Justice

President Obama Just Reached a Major Milestone

November 22nd 2016

President Barack Obama reduced the sentences of 79 federal inmates on Tuesday, bringing the total number of commutations under his administration to 1,023.

obamaAP/J. Scott Applewhite - apimages.com

As part of an effort to reform America's criminal justice system, Obama has periodically commuted sentences for mostly non-violent drug offenders, some of whom were serving life sentences. The president has used his executive clemency powers to highlight how harsh sentencing has contributed to the country's mass incarceration problem.

"It makes no sense for a nonviolent drug offender to be serving decades, or sometimes life, in prison," Obama said in a statement Tuesday. "That’s not serving taxpayers, and it’s not serving the public safety. Instead, it burdens our already overcrowded prisons."

Though the president has "granted commutations to more prisoners than the past 11 presidents combined," much more would need to be done to significantly reduce the United States' prison population. There were approximately 94,000 federal inmates serving time for drug offenses such as possession and trafficking in 2012, according to the Bureau of Justice Statistics.

And while Obama's commutations may be just a drop in the bucket when you consider America's prison population as a whole — which comprises more than 2 million inmates, making it the largest in the world — the act of commuting nonviolent drug offenders specifically calls attention to how harsh drug laws have affected our criminal justice system. According to the Brookings Institute, "[d]rug crimes have been the predominant reason for new admissions into state and federal prisons in recent decades."

"During the period from 1993 to 2011, there were three million admissions into federal and state prisons for drug offenses.
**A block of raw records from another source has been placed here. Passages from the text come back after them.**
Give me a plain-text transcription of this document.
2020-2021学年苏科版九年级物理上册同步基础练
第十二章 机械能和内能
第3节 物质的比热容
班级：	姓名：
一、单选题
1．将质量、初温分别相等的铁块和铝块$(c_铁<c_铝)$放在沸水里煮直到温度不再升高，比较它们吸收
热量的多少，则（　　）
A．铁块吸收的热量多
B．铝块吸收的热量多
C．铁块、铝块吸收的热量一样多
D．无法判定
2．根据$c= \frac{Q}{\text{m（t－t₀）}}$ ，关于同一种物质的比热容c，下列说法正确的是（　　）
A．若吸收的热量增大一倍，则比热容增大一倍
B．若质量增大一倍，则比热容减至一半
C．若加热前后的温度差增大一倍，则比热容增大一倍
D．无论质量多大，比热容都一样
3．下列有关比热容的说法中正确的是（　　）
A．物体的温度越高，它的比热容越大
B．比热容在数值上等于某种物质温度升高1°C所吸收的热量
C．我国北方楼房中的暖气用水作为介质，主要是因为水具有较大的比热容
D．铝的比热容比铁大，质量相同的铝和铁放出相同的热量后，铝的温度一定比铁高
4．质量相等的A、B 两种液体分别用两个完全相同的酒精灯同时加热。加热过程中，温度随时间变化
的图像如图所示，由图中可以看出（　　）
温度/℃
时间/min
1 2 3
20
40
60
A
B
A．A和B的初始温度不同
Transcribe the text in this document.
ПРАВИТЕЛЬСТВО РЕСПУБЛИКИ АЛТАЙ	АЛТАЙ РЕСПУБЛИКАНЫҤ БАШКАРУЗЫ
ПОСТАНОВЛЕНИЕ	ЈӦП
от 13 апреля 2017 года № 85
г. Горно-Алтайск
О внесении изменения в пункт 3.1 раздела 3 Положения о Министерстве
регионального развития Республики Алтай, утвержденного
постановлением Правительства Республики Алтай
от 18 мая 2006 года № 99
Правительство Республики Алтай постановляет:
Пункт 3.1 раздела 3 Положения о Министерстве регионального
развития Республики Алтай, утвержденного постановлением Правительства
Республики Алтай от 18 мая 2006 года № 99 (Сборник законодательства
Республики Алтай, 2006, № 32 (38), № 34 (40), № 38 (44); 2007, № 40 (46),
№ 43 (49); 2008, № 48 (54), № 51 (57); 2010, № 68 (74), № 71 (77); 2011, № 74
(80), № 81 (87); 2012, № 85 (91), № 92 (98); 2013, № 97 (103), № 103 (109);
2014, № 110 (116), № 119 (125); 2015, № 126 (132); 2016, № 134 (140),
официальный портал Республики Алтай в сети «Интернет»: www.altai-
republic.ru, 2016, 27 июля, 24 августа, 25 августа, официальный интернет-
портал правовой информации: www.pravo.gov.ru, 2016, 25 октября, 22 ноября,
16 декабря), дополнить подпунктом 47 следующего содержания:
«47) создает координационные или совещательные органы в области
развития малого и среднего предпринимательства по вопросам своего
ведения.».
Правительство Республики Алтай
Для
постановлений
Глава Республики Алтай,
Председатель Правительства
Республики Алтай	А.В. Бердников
Over the same period, there were 30 million arrests for drug crimes, 24 million of which were for possession... A dangerous combination of approaches to policing, prosecution, sentencing, criminal justice, and incarceration is resulting in higher costs for taxpayers, less opportunity for affected individuals, and deep damage to hopes for racial equality."

Obama has recognized that his clemency powers can only go so far in terms of correcting injustices in the criminal justice system. His administration has coupled those gestures with proposals to bolster reentry programs for released inmates and promote fair policing practices, for example.